Here’s what I got wrong and right about that time

It wasn’t until many years later did I realize how amazing it was that I took coding in 1984 at De Anza College in Cupertino which we today refer to as the heart of Silicon Valley, or certainly its birthplace. It wasn’t called that then. It was just De Anza College on Stevens Creek Boulevard. They had a lot of interesting classes so I took everything from art history to economics to programming. We already had a lot of tech companies and I was aware of these new “PC” computers and coding languages. My father was an engineer at Sylvania so we often talked about tech. And my Bay Area high school offered a solid math and science curriculum that all students participated in.

So it wasn’t amazing that I took coding in 1984 because I was a girl.
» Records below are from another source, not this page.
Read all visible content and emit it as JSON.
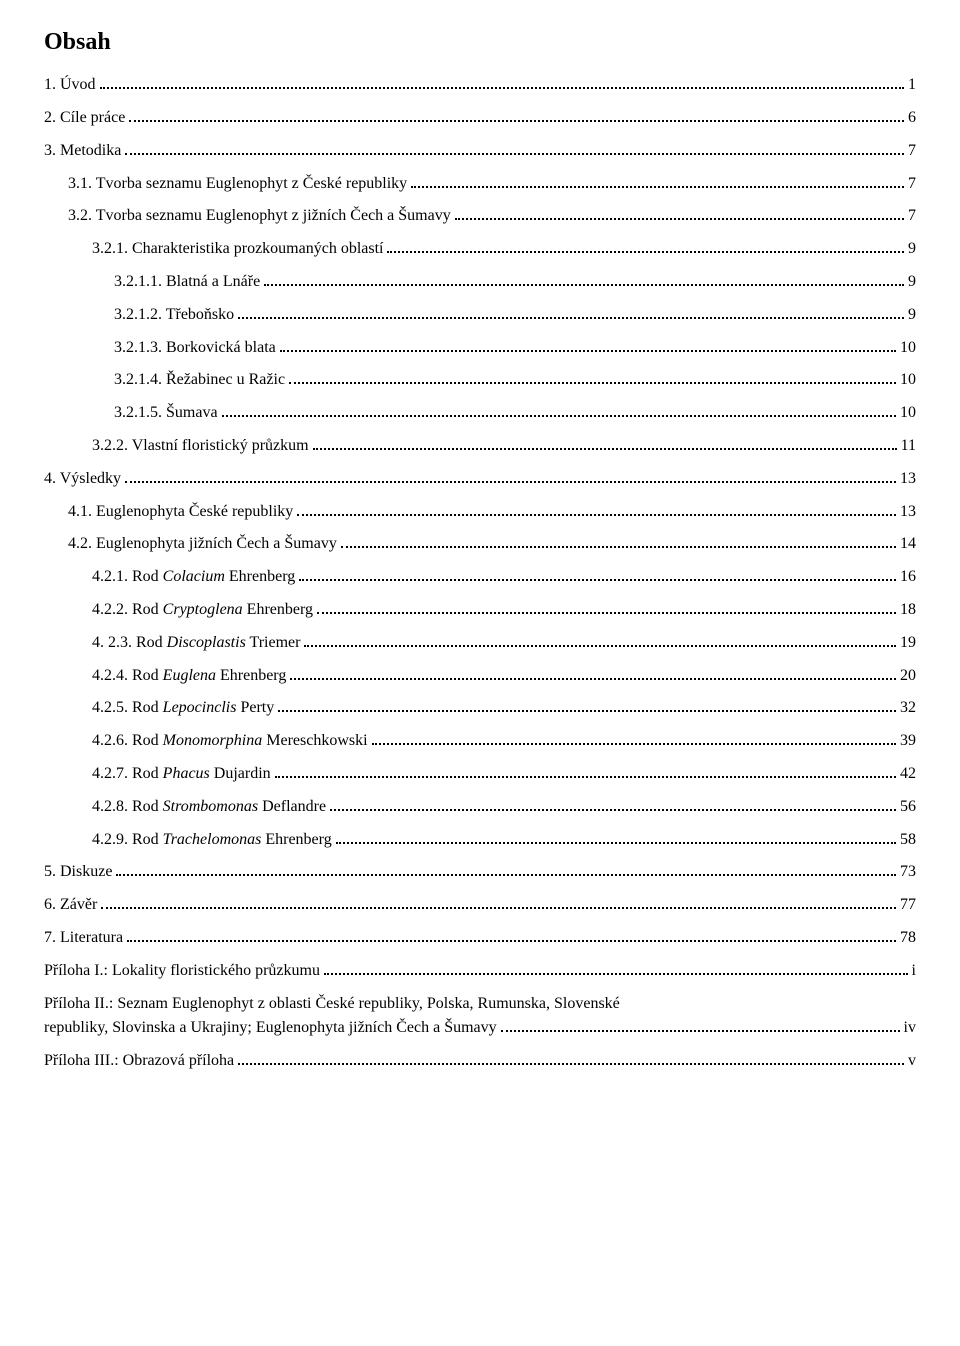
{
  "heading": "Obsah",
  "entries": [
    {
      "indent": 0,
      "label": "1. Úvod",
      "page": "1"
    },
    {
      "indent": 0,
      "label": "2. Cíle práce",
      "page": "6"
    },
    {
      "indent": 0,
      "label": "3. Metodika",
      "page": "7"
    },
    {
      "indent": 1,
      "label": "3.1. Tvorba seznamu Euglenophyt z České republiky",
      "page": "7"
    },
    {
      "indent": 1,
      "label": "3.2. Tvorba seznamu Euglenophyt z jižních Čech a Šumavy",
      "page": "7"
    },
    {
      "indent": 2,
      "label": "3.2.1. Charakteristika prozkoumaných oblastí",
      "page": "9"
    },
    {
      "indent": 3,
      "label": "3.2.1.1. Blatná a Lnáře",
      "page": "9"
    },
    {
      "indent": 3,
      "label": "3.2.1.2. Třeboňsko",
      "page": "9"
    },
    {
      "indent": 3,
      "label": "3.2.1.3. Borkovická blata",
      "page": "10"
    },
    {
      "indent": 3,
      "label": "3.2.1.4. Řežabinec u Ražic",
      "page": "10"
    },
    {
      "indent": 3,
      "label": "3.2.1.5. Šumava",
      "page": "10"
    },
    {
      "indent": 2,
      "label": "3.2.2. Vlastní floristický průzkum",
      "page": "11"
    },
    {
      "indent": 0,
      "label": "4. Výsledky",
      "page": "13"
    },
    {
      "indent": 1,
      "label": "4.1. Euglenophyta České republiky",
      "page": "13"
    },
    {
      "indent": 1,
      "label": "4.2. Euglenophyta jižních Čech a Šumavy",
      "page": "14"
    },
    {
      "indent": 2,
      "labelParts": [
        {
          "t": "4.2.1. Rod "
        },
        {
          "t": "Colacium",
          "i": true
        },
        {
          "t": " Ehrenberg"
        }
      ],
      "page": "16"
    },
    {
      "indent": 2,
      "labelParts": [
        {
          "t": "4.2.2. Rod "
        },
        {
          "t": "Cryptoglena",
          "i": true
        },
        {
          "t": " Ehrenberg"
        }
      ],
      "page": "18"
    },
    {
      "indent": 2,
      "labelParts": [
        {
          "t": "4. 2.3. Rod "
        },
        {
          "t": "Discoplastis",
          "i": true
        },
        {
          "t": " Triemer"
        }
      ],
      "page": "19"
    },
    {
      "indent": 2,
      "labelParts": [
        {
          "t": "4.2.4. Rod "
        },
        {
          "t": "Euglena",
          "i": true
        },
        {
          "t": " Ehrenberg"
        }
      ],
      "page": "20"
    },
    {
      "indent": 2,
      "labelParts": [
        {
          "t": "4.2.5. Rod "
        },
        {
          "t": "Lepocinclis",
          "i": true
        },
        {
          "t": " Perty"
        }
      ],
      "page": "32"
    },
    {
      "indent": 2,
      "labelParts": [
        {
          "t": "4.2.6. Rod "
        },
        {
          "t": "Monomorphina",
          "i": true
        },
        {
          "t": " Mereschkowski"
        }
      ],
      "page": "39"
    },
    {
      "indent": 2,
      "labelParts": [
        {
          "t": "4.2.7. Rod "
        },
        {
          "t": "Phacus",
          "i": true
        },
        {
          "t": " Dujardin"
        }
      ],
      "page": "42"
    },
    {
      "indent": 2,
      "labelParts": [
        {
          "t": "4.2.8. Rod "
        },
        {
          "t": "Strombomonas",
          "i": true
        },
        {
          "t": " Deflandre"
        }
      ],
      "page": "56"
    },
    {
      "indent": 2,
      "labelParts": [
        {
          "t": "4.2.9. Rod "
        },
        {
          "t": "Trachelomonas",
          "i": true
        },
        {
          "t": " Ehrenberg"
        }
      ],
      "page": "58"
    },
    {
      "indent": 0,
      "label": "5. Diskuze",
      "page": "73"
    },
    {
      "indent": 0,
      "label": "6. Závěr",
      "page": "77"
    },
    {
      "indent": 0,
      "label": "7. Literatura",
      "page": "78"
    },
    {
      "indent": 0,
      "label": "Příloha I.: Lokality floristického průzkumu",
      "page": "i"
    }
  ],
  "paragraph": "Příloha II.: Seznam Euglenophyt z oblasti České republiky, Polska, Rumunska, Slovenské republiky, Slovinska a Ukrajiny; Euglenophyta jižních Čech a Šumavy",
  "paragraph_page": "iv",
  "lastEntry": {
    "label": "Příloha III.: Obrazová příloha",
    "page": "v"
  }
}
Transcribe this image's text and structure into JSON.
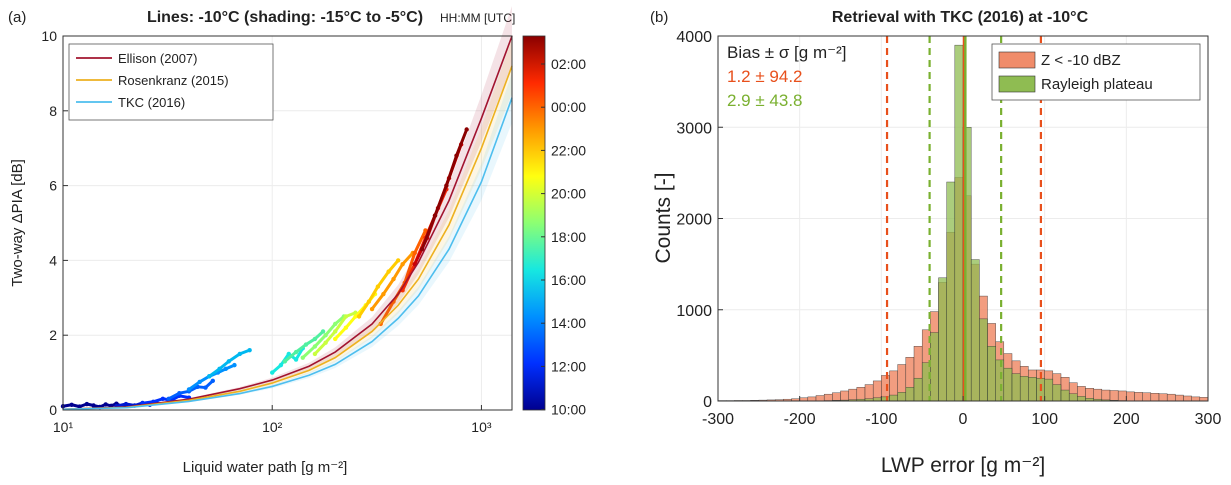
{
  "chart_data": [
    {
      "type": "scatter",
      "panel_label": "(a)",
      "title": "Lines: -10°C (shading: -15°C to -5°C)",
      "xlabel": "Liquid water path [g m⁻²]",
      "ylabel": "Two-way ΔPIA [dB]",
      "x_scale": "log",
      "xlim": [
        10,
        1400
      ],
      "ylim": [
        0,
        10
      ],
      "x_ticks": [
        {
          "value": 10,
          "label": "10¹"
        },
        {
          "value": 100,
          "label": "10²"
        },
        {
          "value": 1000,
          "label": "10³"
        }
      ],
      "y_ticks": [
        0,
        2,
        4,
        6,
        8,
        10
      ],
      "legend_position": "top-left",
      "colorbar": {
        "title": "HH:MM [UTC]",
        "ticks": [
          "02:00",
          "00:00",
          "22:00",
          "20:00",
          "18:00",
          "16:00",
          "14:00",
          "12:00",
          "10:00"
        ],
        "colors": [
          "#8b0000",
          "#ff2a00",
          "#ff9a00",
          "#ffff10",
          "#8cff73",
          "#17e8e0",
          "#0090ff",
          "#0030ff",
          "#00008f"
        ]
      },
      "series": [
        {
          "name": "Ellison (2007)",
          "color": "#a2142f",
          "x": [
            10,
            20,
            40,
            70,
            100,
            150,
            200,
            300,
            400,
            500,
            700,
            1000,
            1400
          ],
          "y": [
            0.02,
            0.08,
            0.29,
            0.57,
            0.8,
            1.17,
            1.55,
            2.3,
            3.1,
            3.95,
            5.6,
            7.8,
            10
          ]
        },
        {
          "name": "Rosenkranz (2015)",
          "color": "#edb120",
          "x": [
            10,
            20,
            40,
            70,
            100,
            150,
            200,
            300,
            400,
            500,
            700,
            1000,
            1400
          ],
          "y": [
            0.02,
            0.07,
            0.26,
            0.5,
            0.72,
            1.06,
            1.4,
            2.1,
            2.8,
            3.5,
            4.95,
            7.0,
            9.2
          ]
        },
        {
          "name": "TKC (2016)",
          "color": "#4dbeee",
          "x": [
            10,
            20,
            40,
            70,
            100,
            150,
            200,
            300,
            400,
            500,
            700,
            1000,
            1400
          ],
          "y": [
            0.02,
            0.06,
            0.23,
            0.44,
            0.63,
            0.93,
            1.22,
            1.83,
            2.45,
            3.05,
            4.3,
            6.1,
            8.35
          ]
        }
      ],
      "observations": [
        {
          "time": "10:00",
          "x": [
            10,
            11,
            12,
            13,
            14,
            15,
            16,
            17,
            18,
            19,
            20
          ],
          "y": [
            0.1,
            0.14,
            0.09,
            0.16,
            0.12,
            0.08,
            0.15,
            0.11,
            0.17,
            0.1,
            0.13
          ]
        },
        {
          "time": "11:00",
          "x": [
            18,
            20,
            22,
            24,
            26,
            28
          ],
          "y": [
            0.1,
            0.16,
            0.12,
            0.19,
            0.14,
            0.2
          ]
        },
        {
          "time": "12:00",
          "x": [
            24,
            27,
            30,
            33,
            36,
            40
          ],
          "y": [
            0.18,
            0.22,
            0.3,
            0.26,
            0.38,
            0.33
          ]
        },
        {
          "time": "13:00",
          "x": [
            32,
            36,
            40,
            44,
            48,
            52
          ],
          "y": [
            0.3,
            0.45,
            0.5,
            0.62,
            0.6,
            0.78
          ]
        },
        {
          "time": "14:00",
          "x": [
            40,
            45,
            50,
            55,
            60,
            66
          ],
          "y": [
            0.55,
            0.75,
            0.9,
            1.0,
            1.1,
            1.2
          ]
        },
        {
          "time": "15:00",
          "x": [
            50,
            56,
            62,
            70,
            78
          ],
          "y": [
            0.9,
            1.1,
            1.3,
            1.5,
            1.6
          ]
        },
        {
          "time": "16:00",
          "x": [
            100,
            110,
            120,
            130,
            140
          ],
          "y": [
            1.0,
            1.2,
            1.5,
            1.35,
            1.65
          ]
        },
        {
          "time": "17:00",
          "x": [
            115,
            130,
            145,
            160,
            175
          ],
          "y": [
            1.3,
            1.55,
            1.75,
            1.9,
            2.1
          ]
        },
        {
          "time": "18:00",
          "x": [
            140,
            160,
            180,
            200,
            220
          ],
          "y": [
            1.4,
            1.7,
            2.0,
            2.3,
            2.5
          ]
        },
        {
          "time": "19:00",
          "x": [
            160,
            180,
            200,
            225,
            250
          ],
          "y": [
            1.5,
            1.8,
            2.1,
            2.5,
            2.6
          ]
        },
        {
          "time": "20:00",
          "x": [
            200,
            225,
            250,
            280,
            310
          ],
          "y": [
            1.9,
            2.2,
            2.5,
            2.8,
            3.1
          ]
        },
        {
          "time": "21:00",
          "x": [
            260,
            290,
            320,
            360,
            400
          ],
          "y": [
            2.5,
            2.9,
            3.3,
            3.7,
            4.0
          ]
        },
        {
          "time": "22:00",
          "x": [
            300,
            340,
            380,
            420,
            470
          ],
          "y": [
            2.7,
            3.1,
            3.5,
            3.9,
            4.2
          ]
        },
        {
          "time": "23:00",
          "x": [
            330,
            380,
            430,
            480,
            540
          ],
          "y": [
            2.3,
            2.9,
            3.4,
            4.2,
            4.8
          ]
        },
        {
          "time": "00:00",
          "x": [
            420,
            480,
            540,
            600,
            680
          ],
          "y": [
            3.2,
            3.9,
            4.6,
            5.2,
            5.9
          ]
        },
        {
          "time": "01:00",
          "x": [
            480,
            550,
            620,
            700,
            800
          ],
          "y": [
            3.9,
            4.6,
            5.4,
            6.2,
            7.1
          ]
        },
        {
          "time": "02:00",
          "x": [
            520,
            600,
            680,
            760,
            850
          ],
          "y": [
            4.3,
            5.2,
            6.0,
            6.8,
            7.5
          ]
        }
      ]
    },
    {
      "type": "bar",
      "panel_label": "(b)",
      "title": "Retrieval with TKC (2016) at -10°C",
      "xlabel": "LWP error [g m⁻²]",
      "ylabel": "Counts [-]",
      "xlim": [
        -300,
        300
      ],
      "ylim": [
        0,
        4000
      ],
      "x_ticks": [
        -300,
        -200,
        -100,
        0,
        100,
        200,
        300
      ],
      "y_ticks": [
        0,
        1000,
        2000,
        3000,
        4000
      ],
      "bin_width": 10,
      "bin_centers": [
        -295,
        -285,
        -275,
        -265,
        -255,
        -245,
        -235,
        -225,
        -215,
        -205,
        -195,
        -185,
        -175,
        -165,
        -155,
        -145,
        -135,
        -125,
        -115,
        -105,
        -95,
        -85,
        -75,
        -65,
        -55,
        -45,
        -35,
        -25,
        -15,
        -5,
        5,
        15,
        25,
        35,
        45,
        55,
        65,
        75,
        85,
        95,
        105,
        115,
        125,
        135,
        145,
        155,
        165,
        175,
        185,
        195,
        205,
        215,
        225,
        235,
        245,
        255,
        265,
        275,
        285,
        295
      ],
      "legend_position": "top-right",
      "stats_header": "Bias ± σ [g m⁻²]",
      "series": [
        {
          "name": "Z < -10 dBZ",
          "color": "#f08c6a",
          "bias_label": "1.2 ± 94.2",
          "stat_color": "#e8501c",
          "bias": 1.2,
          "sigma": 94.2,
          "values": [
            5,
            5,
            6,
            6,
            8,
            10,
            12,
            15,
            20,
            25,
            35,
            45,
            60,
            75,
            90,
            110,
            130,
            150,
            180,
            220,
            280,
            330,
            400,
            480,
            600,
            780,
            980,
            1300,
            1850,
            2450,
            2250,
            1500,
            1150,
            850,
            650,
            520,
            440,
            380,
            340,
            340,
            330,
            300,
            260,
            200,
            160,
            140,
            130,
            120,
            115,
            110,
            100,
            95,
            90,
            85,
            80,
            75,
            65,
            55,
            45,
            40
          ]
        },
        {
          "name": "Rayleigh plateau",
          "color": "#8fbc52",
          "bias_label": "2.9 ± 43.8",
          "stat_color": "#7ab030",
          "bias": 2.9,
          "sigma": 43.8,
          "values": [
            0,
            0,
            0,
            0,
            0,
            0,
            0,
            0,
            0,
            0,
            0,
            0,
            0,
            5,
            8,
            10,
            15,
            20,
            25,
            35,
            45,
            65,
            95,
            150,
            250,
            420,
            750,
            1350,
            2400,
            3900,
            3000,
            1550,
            900,
            600,
            450,
            360,
            300,
            270,
            260,
            250,
            240,
            180,
            120,
            80,
            50,
            30,
            20,
            12,
            8,
            5,
            3,
            2,
            0,
            0,
            0,
            0,
            0,
            0,
            0,
            0
          ]
        }
      ]
    }
  ]
}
In fact, I don’t recall being very different. De Anza College was a two year college that attracted a pretty progressive and diverse lot. Steve Jobs himself attended in the 70’s which was why he wanted to announce the Apple Macintosh at De Anza’s Flint Center in January of 1984. I started out taking FORTRAN and we coded with punch cards. Most anyone today would have no idea what I mean! You actually compiled the stack of punch cards. Pretty crazy thinking of it now. I was excited to try out the new computer lab so eagerly signed up for the Apple BASIC lab. I loved the problem solving part of it and did well in my classes.

That’s when I missed the big signal all together, the market trend, the opportunity. I decided that coding wasn’t for me. It seemed like a solo activity and I wanted a career that was more people-focused. Pretty ironic how much “code” I use today but we’ll get to that in a minute. I had no real idea of the magnitude of what was happening in technology at that time and how big this “coding thing” would be. That mistake in mis-reading the market was something I vowed to do better at later in my career. Meanwhile, I moved south to the beach and took economics. Honestly, there was a lot of the same math and logic process involved. This is where I got it right. It was about those “math” problem solving and logic flow skills that stayed with me and shaped my career. Today I find it handy to be able to decode some HTML or be able to quickly figure out email workflow.

Not only does that coding logic base help me build marketing workflows, it helped me better understand technology itself like neural networks and artificial intelligence. Understanding those things made me a better tech marketer. I’ve long said, no, you don’t have to be a coder to sell technology, but understanding it does help.

The other lesson I took away from my 1984 experience was to be a lot more observant macro trends and market opportunities. I’ve been fortunate to do early work in telecom with some of the first smart phones, in AI with some of the first broadly applied neural networks, and in the Internet of Things. So the good news is that girl who codes is still in there, adopting new technology and building those workflows.